When talking with the kids and their parents, Boyles shows them his insulin pump. (He’s considering a continuous glucose monitor, but hasn’t opted for that yet.) He talks about his exercise routine. He also talks about himself. His is a life that includes recreational hunting and fishing; a lifetime of athletics; a successful business; a devotion to his faith; a wife, Drue; four children; and one grandchild. It’s a life anyone—with or without diabetes—could be happy to achieve.

That’s why Jake Kushner, MD, chief of pediatric diabetes and endocrinology at Texas Children’s Hospital, admires Boyles so much as a mentor for the patients he sees as well as their families.

“He is a wonderful advocate, just brimming with passion and excitement,” Kushner says. “The insight of somebody like Mr. Boyles is invaluable. His message is one of real hope and realism. He doesn’t sugarcoat. He tells how hard it’s been. But it’s important for families to hear that. Many of us will never live up to his accomplishments. I view David as one of my true heroes.”

It should be noted that Boyles hasn’t been alone on his journey with diabetes.
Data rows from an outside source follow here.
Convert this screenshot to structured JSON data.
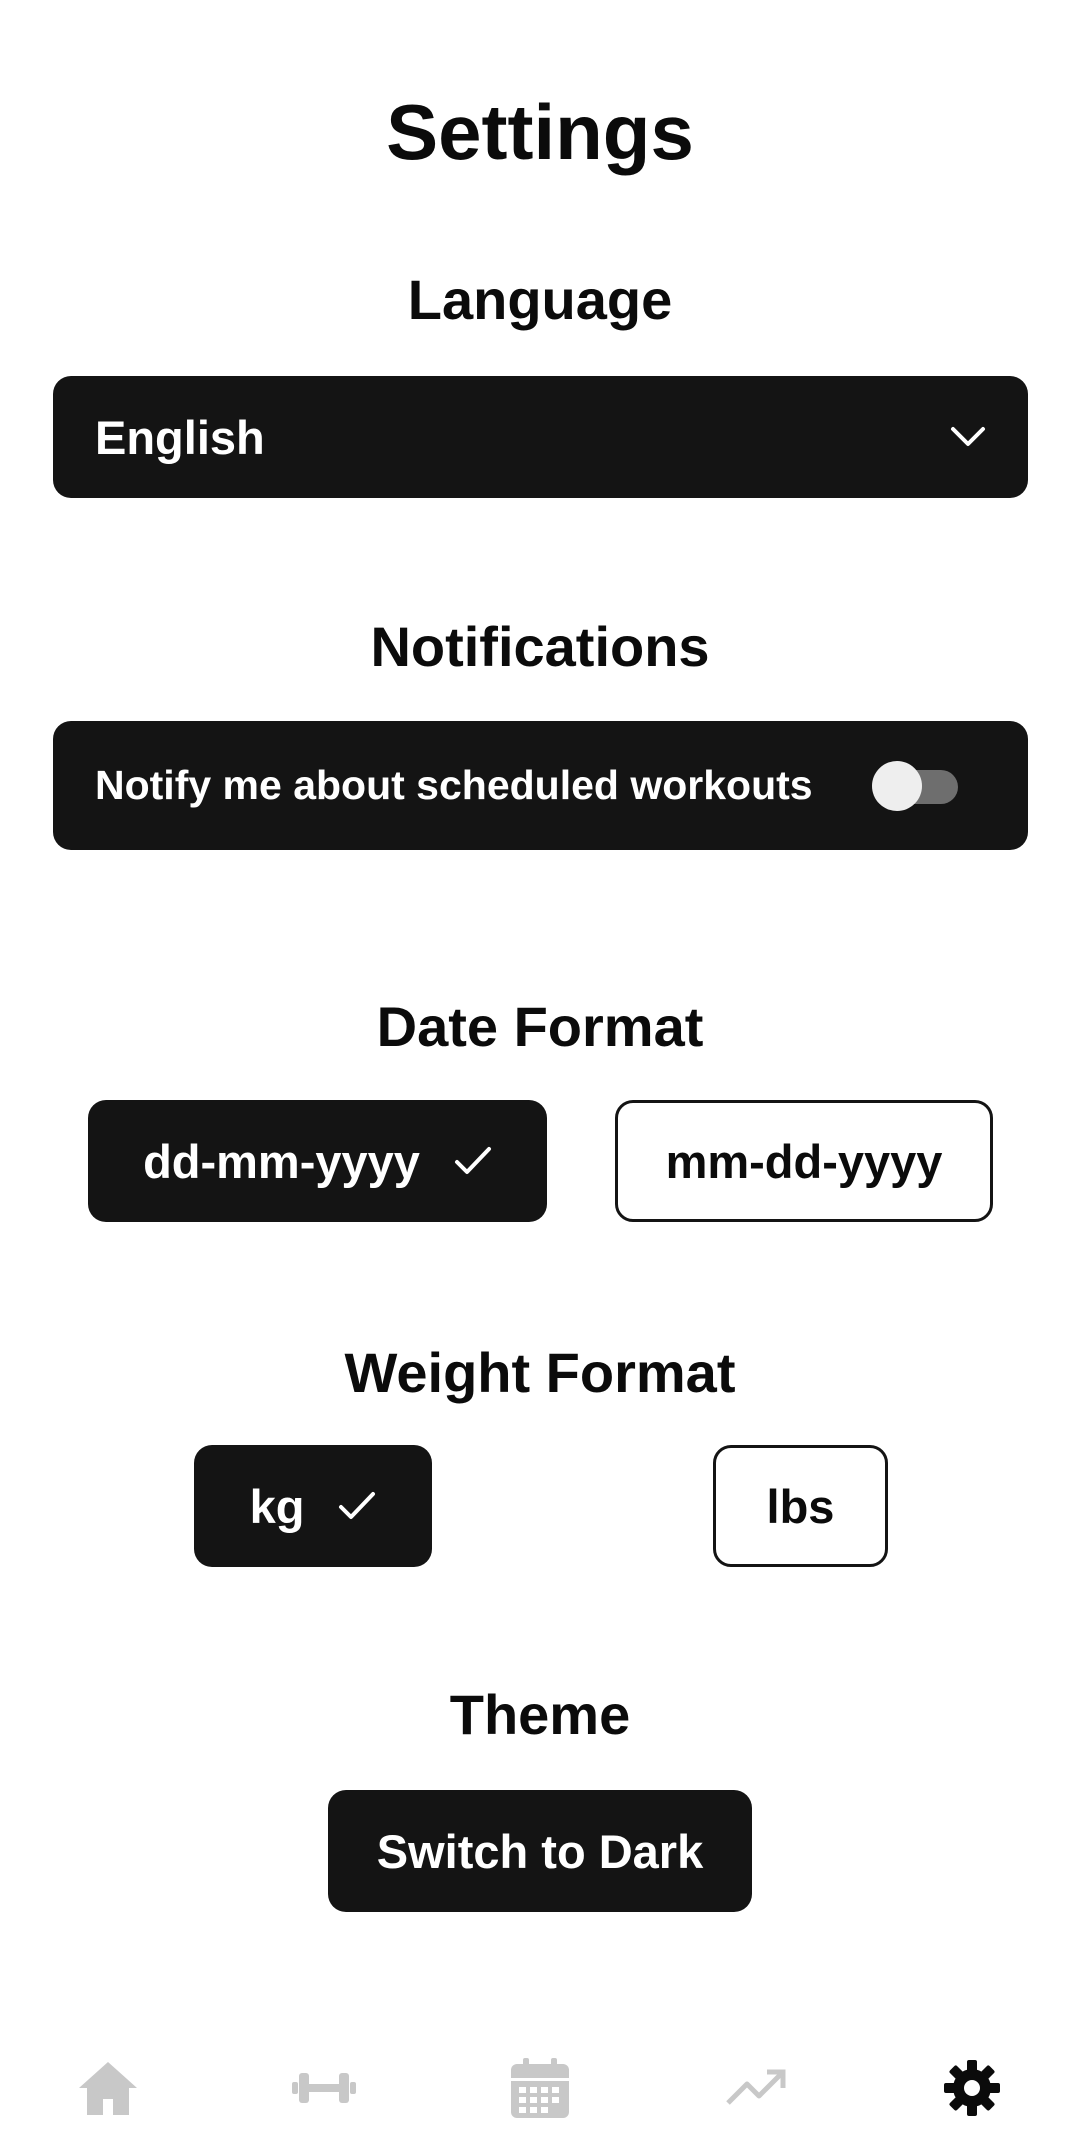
{
  "header": {
    "title": "Settings"
  },
  "language": {
    "title": "Language",
    "selected": "English",
    "icon": "chevron-down-icon"
  },
  "notifications": {
    "title": "Notifications",
    "label": "Notify me about scheduled workouts",
    "enabled": false
  },
  "date_format": {
    "title": "Date Format",
    "options": [
      {
        "label": "dd-mm-yyyy",
        "selected": true
      },
      {
        "label": "mm-dd-yyyy",
        "selected": false
      }
    ]
  },
  "weight_format": {
    "title": "Weight Format",
    "options": [
      {
        "label": "kg",
        "selected": true
      },
      {
        "label": "lbs",
        "selected": false
      }
    ]
  },
  "theme": {
    "title": "Theme",
    "button_label": "Switch to Dark"
  },
  "tabbar": {
    "items": [
      {
        "icon": "home-icon",
        "active": false
      },
      {
        "icon": "dumbbell-icon",
        "active": false
      },
      {
        "icon": "calendar-icon",
        "active": false
      },
      {
        "icon": "trending-up-icon",
        "active": false
      },
      {
        "icon": "gear-icon",
        "active": true
      }
    ]
  },
  "colors": {
    "primary": "#141414",
    "background": "#ffffff",
    "inactive_icon": "#c8c8c8",
    "toggle_track": "#6e6e6e",
    "toggle_thumb": "#eeeeee"
  }
}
He refers to his current health care provider, John Mucha, MS, PA-C, CDE, a diabetologist at Houston Methodist Hospital and assistant professor of medicine at Baylor College of Medicine, as “my man,” saying, “I adore that guy for taking care of me.” It helps that Mucha understands where Boyles is coming from—he has type 1 diabetes, too.

But even before Mucha, Boyles had a real advocate in his corner: His first endocrinologist was the late Alfred Leiser, MD, one of the original members of the Kelsey-Seybold Clinic in Kingwood, Texas. “He didn’t hound me, he didn’t push me,” says Boyles. “He gave me a lot of latitude. I credit a lot of my success to Alfred.” When Boyles applied for the Joslin medal, which honors those who have lived with diabetes for 50 years or more, Boyles asked Leiser to write him a letter certifying that he treated Boyles all those years ago. Leiser did.

Boyles’s own lifetime dedication to health and achievement is what motivates him. It’s what drives him to keep reaching out to kids, so that they, too, can hit that 50-year mark. Over the past few years, he estimates he may have counseled 300 kids and their families. He believes he’s made an impact. But mentoring has left its mark on him, too. “I feel like I’m really giving something back, that mentoring may help somebody along the line and along their path,” he says. “It’s good for my soul, too.”

So You Want to Be a Mentor

Even if there is no pediatric endocrinology department near you, there are plenty of ways to give back to the diabetes community.

Diabetes Camps

These day- and resident-style camps let kids with diabetes bond. Adults with diabetes can volunteer to supervise and lead portions of these camps. American Diabetes Association Diabetes Camps are open across the country every summer. Find one near you at diabetes.org/camp. Each camp has its own process for volunteer applications.

Local Meetups

Kushner suggests using the website Meetup.org to find peer-to-peer mentoring and support in nearly every major American city.

ADA Online Community 

The Association’s online message boards (community.diabetes.org) offer a vibrant community for support, outreach, and education.